How to Introduce Meditation to the High School Classroom?

Setting aside time for reflection and introspection might help students focus.

It’s 7:50 a.m., and 29 students from my first-period English class have entered the building. Laughter, lively discussion, and hasty sips fill the classroom. Almost every kid carries a cell phone in their hands. When the bell sounds, this energetic bunch of 12th-graders will reluctantly put off their phones and take attendance. Then I’ll ask them to do something different. They are meditating.

In this class of active and occasionally noisy students, you could hear a pin drop.

It simply takes a few minutes, yet it completely transforms the atmosphere in my classroom. It’s a fantastic method to get pupils interested in class. It’s a game-changing activity that can help children manage anxiety, boost focus and awareness, and promote emotional regulation and empathy, at the very least.

These advantages assist not only kids but also teachers. It can help teachers cope with stress and be more present at work.

In a high school classroom, how does meditation look? What is the best way to teach it to students? How can you get your students’ support? What are your options for making time?


The emphasis on benchmark test scores, data-driven instruction, and accountability measures can be daunting and discouraging for many educators. Dennis Shirley and Elizabeth MacDonald of The Mindful Teacher call this “alienated teaching.” When teachers feel compelled to comply with mandates from outside sources, they engage in this sort of instruction. They resent it since they aren’t serving their students.

Teachers can use mindful teaching to counteract the consequences of alienated instruction and reclaim their practice’s integrity and efficacy. While there is no one-size-fits-all program or recipe, there are numerous viable models.

This is just one aspect of my strong conviction in attentive instruction. Teachers should feel that by slowing down to breathe and pondering, meditation may be used to improve learning and teaching environments.



Discover your distinct voice. Watch a video of a meditation led by a teacher The next step is to construct a prompt that reflects your teaching style.
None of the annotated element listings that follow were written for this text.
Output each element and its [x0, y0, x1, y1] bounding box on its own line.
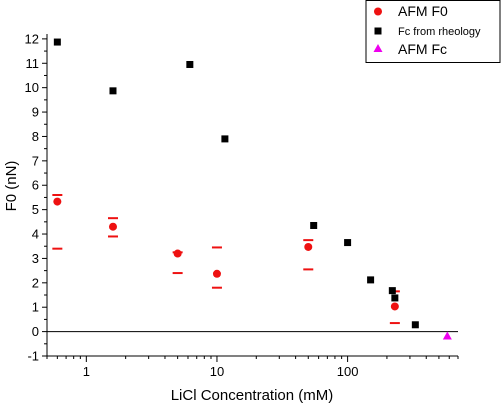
y-tick-label: 9 — [32, 105, 39, 120]
y-tick-label: 11 — [26, 56, 40, 71]
data-point-afm-f0 — [390, 302, 399, 311]
legend-box — [365, 0, 501, 63]
x-tick-label: 100 — [337, 364, 359, 379]
y-tick-label: 5 — [32, 202, 39, 217]
legend-label-afm-fc: AFM Fc — [398, 41, 447, 57]
y-tick-label: -1 — [27, 349, 39, 364]
x-tick-label: 10 — [210, 364, 224, 379]
data-point-afm-f0 — [304, 242, 313, 251]
legend-marker-afm-f0 — [374, 7, 382, 16]
y-tick-label: 7 — [32, 153, 39, 168]
data-point-fc-rheology — [367, 276, 375, 284]
data-point-afm-fc — [442, 331, 452, 340]
y-tick-label: 10 — [25, 80, 39, 95]
data-point-fc-rheology — [388, 287, 396, 295]
legend-marker-afm-fc — [373, 44, 383, 52]
data-point-fc-rheology — [186, 60, 194, 68]
y-tick-label: 4 — [32, 227, 39, 242]
y-tick-label: 2 — [32, 275, 39, 290]
data-point-afm-f0 — [212, 269, 221, 278]
x-axis-title: LiCl Concentration (mM) — [171, 387, 334, 404]
y-tick-label: 8 — [32, 129, 39, 144]
y-tick-label: 1 — [32, 300, 39, 315]
data-point-fc-rheology — [221, 135, 229, 143]
legend-label-fc-rheology: Fc from rheology — [398, 26, 481, 38]
data-point-fc-rheology — [391, 294, 399, 302]
legend-label-afm-f0: AFM F0 — [398, 3, 448, 19]
y-axis-title: F0 (nN) — [3, 161, 20, 212]
data-point-fc-rheology — [411, 321, 419, 329]
data-point-afm-f0 — [53, 197, 62, 206]
x-tick-label: 1 — [83, 364, 90, 379]
legend-marker-fc-rheology — [374, 27, 382, 35]
data-point-fc-rheology — [53, 38, 61, 46]
data-point-fc-rheology — [344, 239, 352, 247]
data-point-afm-f0 — [108, 222, 117, 231]
y-tick-label: 3 — [32, 251, 39, 266]
data-point-fc-rheology — [109, 87, 117, 95]
data-point-afm-f0 — [173, 249, 182, 258]
data-point-fc-rheology — [310, 221, 318, 229]
legend: AFM F0 Fc from rheology AFM Fc — [365, 0, 501, 63]
y-tick-label: 12 — [25, 31, 39, 46]
y-tick-label: 6 — [32, 178, 39, 193]
y-tick-label: 0 — [32, 324, 39, 339]
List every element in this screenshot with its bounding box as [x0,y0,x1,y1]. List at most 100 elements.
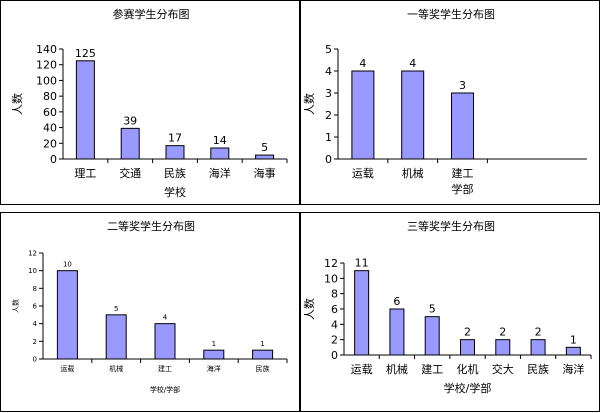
x-tick-label: 海洋 [209,166,231,180]
y-tick-label: 120 [36,59,57,72]
chart-title: 三等奖学生分布图 [407,219,495,233]
bar [75,60,95,160]
data-label: 11 [355,257,369,270]
data-label: 39 [123,114,137,127]
chart-panel-third-prize: 三等奖学生分布图 0 2 4 6 8 10 12 11 运载 6 机械 5 建工 2 化机 2 交大 2 民族 1 海洋学… [300,212,600,412]
bar [351,70,375,160]
y-tick-label: 10 [28,267,37,275]
bar [56,270,78,360]
data-label: 5 [114,305,118,313]
bar [120,127,140,160]
bar [451,92,474,160]
y-tick-label: 0 [325,153,332,166]
data-label: 4 [409,57,416,70]
y-tick-label: 10 [324,272,338,285]
x-tick-label: 运载 [352,167,374,180]
chart-title: 二等奖学生分布图 [107,219,195,233]
y-tick-label: 8 [331,288,338,301]
y-axis-label: 人数 [303,298,316,320]
y-tick-label: 4 [33,320,38,328]
y-tick-label: 12 [324,257,338,270]
data-label: 1 [260,340,264,348]
data-label: 5 [429,303,436,316]
bar [495,339,511,356]
y-tick-label: 0 [331,349,338,362]
x-tick-label: 机械 [109,364,123,373]
x-tick-label: 运载 [351,363,373,376]
x-tick-label: 化机 [457,362,479,376]
x-tick-label: 理工 [74,167,96,180]
data-label: 5 [261,141,268,154]
y-tick-label: 80 [43,90,57,103]
y-tick-label: 8 [33,285,37,293]
bar [424,316,440,356]
x-tick-label: 海事 [254,166,276,180]
x-tick-label: 机械 [402,166,424,180]
x-tick-label: 海洋 [562,362,584,376]
x-tick-label: 运载 [60,364,74,373]
bar [154,323,176,360]
data-label: 2 [499,326,506,339]
y-tick-label: 60 [43,106,57,119]
y-tick-label: 40 [43,122,57,135]
chart-panel-participants: 参赛学生分布图 0 20 40 60 80 100 120 140 125 理工 39 交通 17 民族 14… [0,0,300,205]
y-tick-label: 2 [33,338,37,346]
bar [354,270,370,356]
chart-panel-second-prize: 二等奖学生分布图 0 2 4 6 8 10 12 10 运载 5 机械 4 建工 1 海洋 1 民族 学校/学部 人数 [0,212,300,412]
data-label: 10 [63,261,72,269]
y-tick-label: 0 [33,356,37,364]
x-axis-label: 学部 [452,182,474,196]
bar [460,339,475,356]
y-tick-label: 3 [325,87,332,100]
x-tick-label: 建工 [158,364,172,373]
y-tick-label: 6 [331,303,338,316]
x-tick-label: 交通 [119,166,141,180]
data-label: 4 [163,314,168,322]
bar [203,349,225,360]
x-axis-label: 学校/学部 [444,381,492,395]
data-label: 6 [393,295,400,308]
y-tick-label: 140 [36,43,57,56]
x-tick-label: 建工 [421,362,443,376]
y-tick-label: 12 [28,250,37,258]
x-tick-label: 民族 [164,166,186,180]
bar [252,349,274,360]
data-label: 3 [459,79,466,92]
data-label: 14 [213,134,227,147]
data-label: 2 [535,326,542,339]
bar [165,145,185,160]
y-tick-label: 20 [43,137,57,150]
x-tick-label: 机械 [386,362,408,376]
data-label: 1 [570,333,577,346]
bar [105,314,127,360]
bar [255,154,275,160]
x-tick-label: 民族 [527,362,549,376]
data-label: 1 [212,340,216,348]
chart-title: 参赛学生分布图 [113,7,190,21]
y-tick-label: 2 [325,109,332,122]
x-tick-label: 海洋 [207,364,221,373]
y-tick-label: 4 [331,318,338,331]
y-axis-label: 人数 [11,299,20,313]
y-tick-label: 5 [325,43,332,56]
y-tick-label: 4 [325,65,332,78]
data-label: 2 [464,326,471,339]
data-label: 17 [168,132,182,145]
y-axis-label: 人数 [303,93,316,115]
chart-title: 一等奖学生分布图 [407,7,495,21]
x-axis-label: 学校 [164,185,186,199]
bar [210,147,230,160]
y-axis-label: 人数 [11,93,24,115]
x-axis-label: 学校/学部 [150,385,180,394]
x-tick-label: 民族 [256,364,270,373]
bar [530,339,546,356]
x-tick-label: 交大 [492,362,514,376]
y-tick-label: 0 [50,153,57,166]
y-tick-label: 2 [331,334,338,347]
y-tick-label: 1 [325,131,332,144]
bar [565,346,581,356]
bar [389,308,405,356]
Over the last ten years, I’ve been playing with tone and vocabulary for prompts. My goal is to be authentic to my teaching style at all times. To me, confidence, consistency, and conciseness are all essential. My prompt is brief and straightforward:

“Hello, class.” “I hope everyone is having a good morning. “Are you ready for our meditation?” says the narrator. (A brief pause.) Now, everyone, please take a seat in a comfy chair, spread your legs wide, and sit up straight. Place your hands in front of your face on the desk. Let’s take a deep breath in through our noses, hold it for a count of 1, 2, 3, and then exhale through our mouths. Inhale deeply once again, then exhale slowly. Close your eyes slowly now. For a few minutes, relax and clear your mind.

After a few minutes, I say “Thank You” to end the meditation.
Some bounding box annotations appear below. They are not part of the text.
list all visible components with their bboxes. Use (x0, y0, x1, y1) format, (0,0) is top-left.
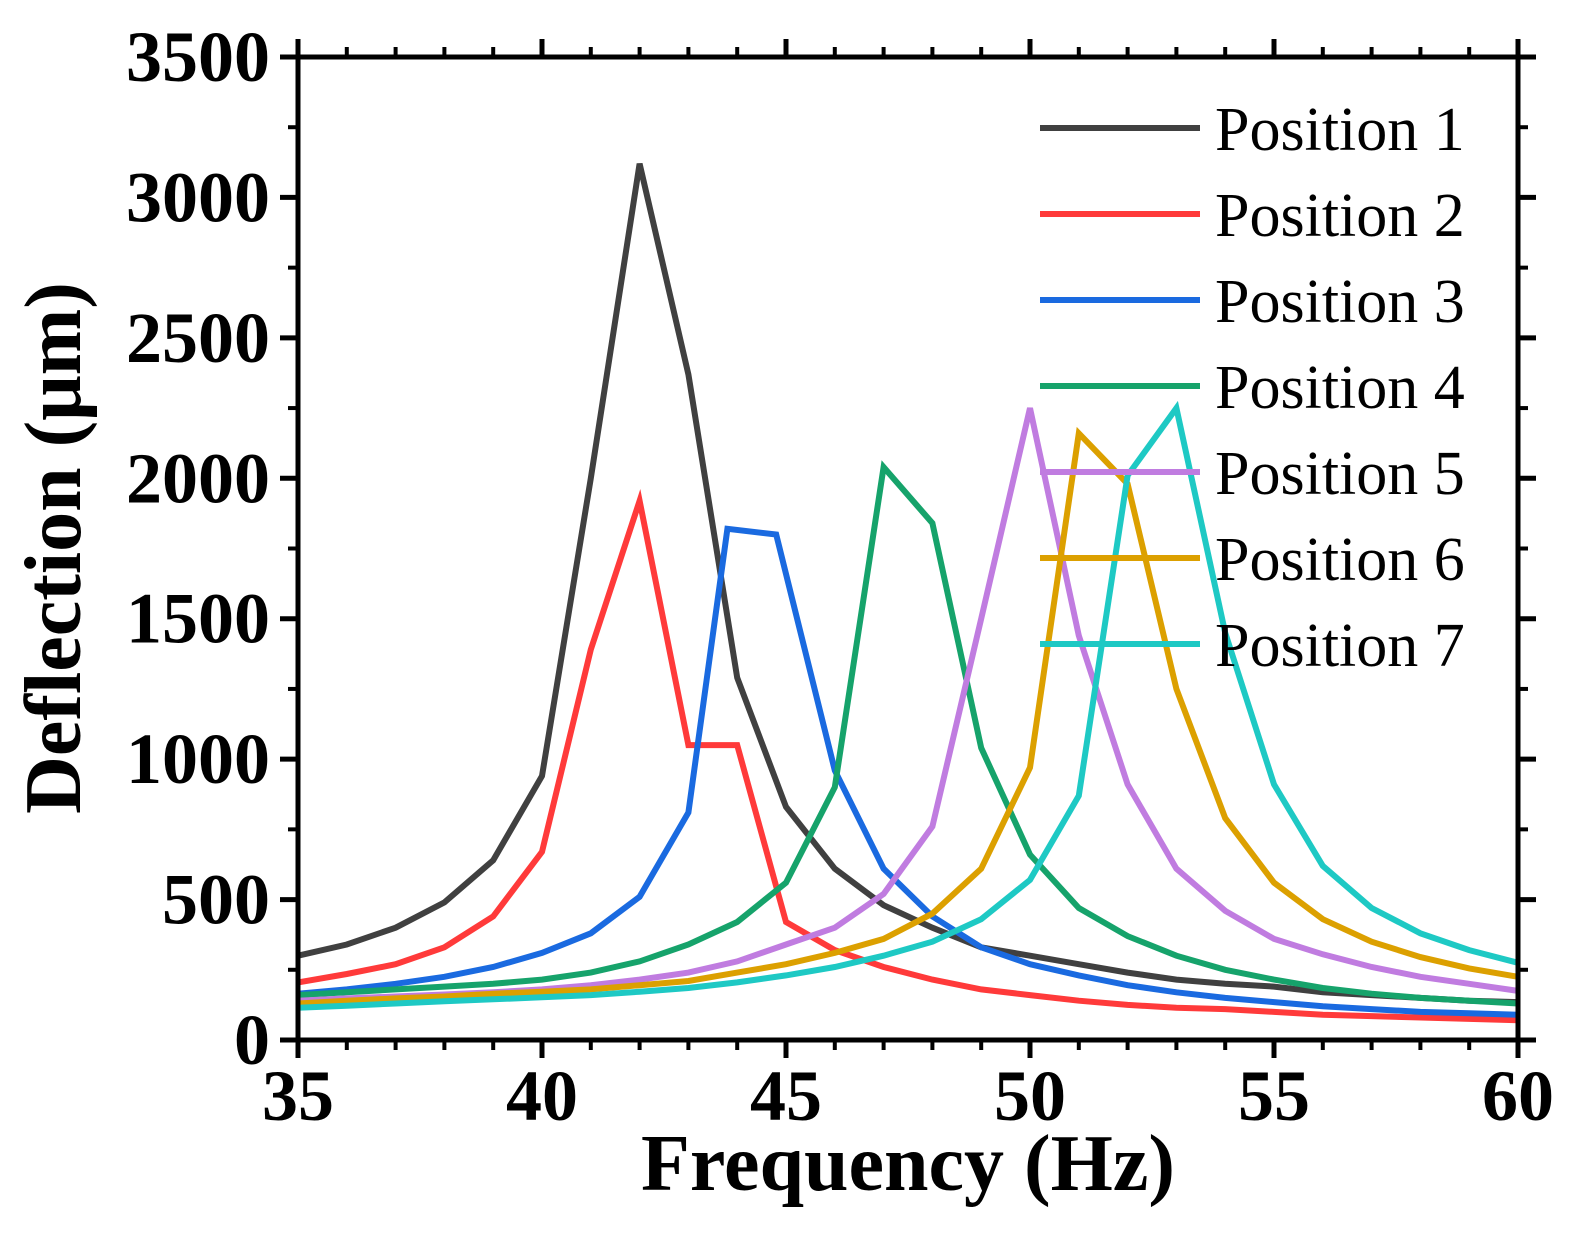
series-line-7 (297, 400, 1519, 1011)
legend-label-2: Position 2 (1215, 182, 1465, 250)
legend-label-6: Position 6 (1215, 526, 1465, 594)
y-tick-label: 2000 (126, 438, 270, 518)
y-tick-label: 2500 (126, 298, 270, 378)
series-lines (297, 163, 1519, 1024)
legend: Position 1 Position 2 Position 3 Position 4… (1040, 96, 1465, 680)
x-tick-label: 35 (262, 1056, 334, 1136)
x-tick-label: 55 (1238, 1056, 1310, 1136)
legend-label-7: Position 7 (1215, 612, 1465, 680)
y-axis-title: Deflection (μm) (10, 282, 98, 814)
series-line-2 (297, 489, 1519, 1024)
series-line-1 (297, 163, 1519, 1006)
axis-ticks: 35 40 45 50 55 60 0 500 1000 1500 2000 2500 3000 3500 (126, 17, 1554, 1136)
x-tick-label: 45 (750, 1056, 822, 1136)
legend-label-1: Position 1 (1215, 96, 1465, 164)
y-tick-label: 500 (162, 860, 270, 940)
y-tick-label: 3000 (126, 157, 270, 237)
x-tick-label: 60 (1482, 1056, 1554, 1136)
legend-label-4: Position 4 (1215, 354, 1465, 422)
series-line-4 (297, 460, 1519, 1007)
x-axis-title: Frequency (Hz) (641, 1120, 1175, 1208)
series-line-6 (297, 426, 1519, 1007)
legend-label-5: Position 5 (1215, 440, 1465, 508)
y-tick-label: 1000 (126, 719, 270, 799)
y-tick-label: 3500 (126, 17, 270, 97)
y-tick-label: 1500 (126, 579, 270, 659)
x-tick-label: 40 (506, 1056, 578, 1136)
x-tick-label: 50 (994, 1056, 1066, 1136)
series-line-3 (297, 525, 1519, 1018)
y-tick-label: 0 (234, 1000, 270, 1080)
legend-label-3: Position 3 (1215, 268, 1465, 336)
Explain to the pupils that each day they will engage in a brief silent meditation. Meditation appears to be a useful method for lowering stress and boosting concentration, according to expanding research. You can discuss meditation research, such as how it enhances oxygenation and relaxes the nervous system. This is frequently beneficial to pupils right away. Meditation can aid in the reduction of stress and anxiety, as well as the improvement of focus and attention, as well as the better regulation of emotions.

I built a folder in my Google Classroom where I provided these articles as well as a brief primer. This gives pupils access to the resources they require. If there is solid proof, high school pupils are more likely to embrace this behavior. On the first day, meditate to illustrate the method in action.


As the school year advances, encourage pupils to share their knowledge and practice. Students should read and reply to articles on the subject. Instruct them on how to meditate and to reflect on their practice.

A simple, yet powerful approach that can make a significant difference in the learning environment of a classroom can have a significant influence. Since I began meditating with my pupils a decade ago, I’ve realized that the finest time for genuine dialogue is after a meditation. It aids me in establishing a positive atmosphere in my classroom and connecting with my kids.

Meditation, like so many other aspects of life and education, improves with practice. Be constant in your meditation practice and include it into your regular classroom routine.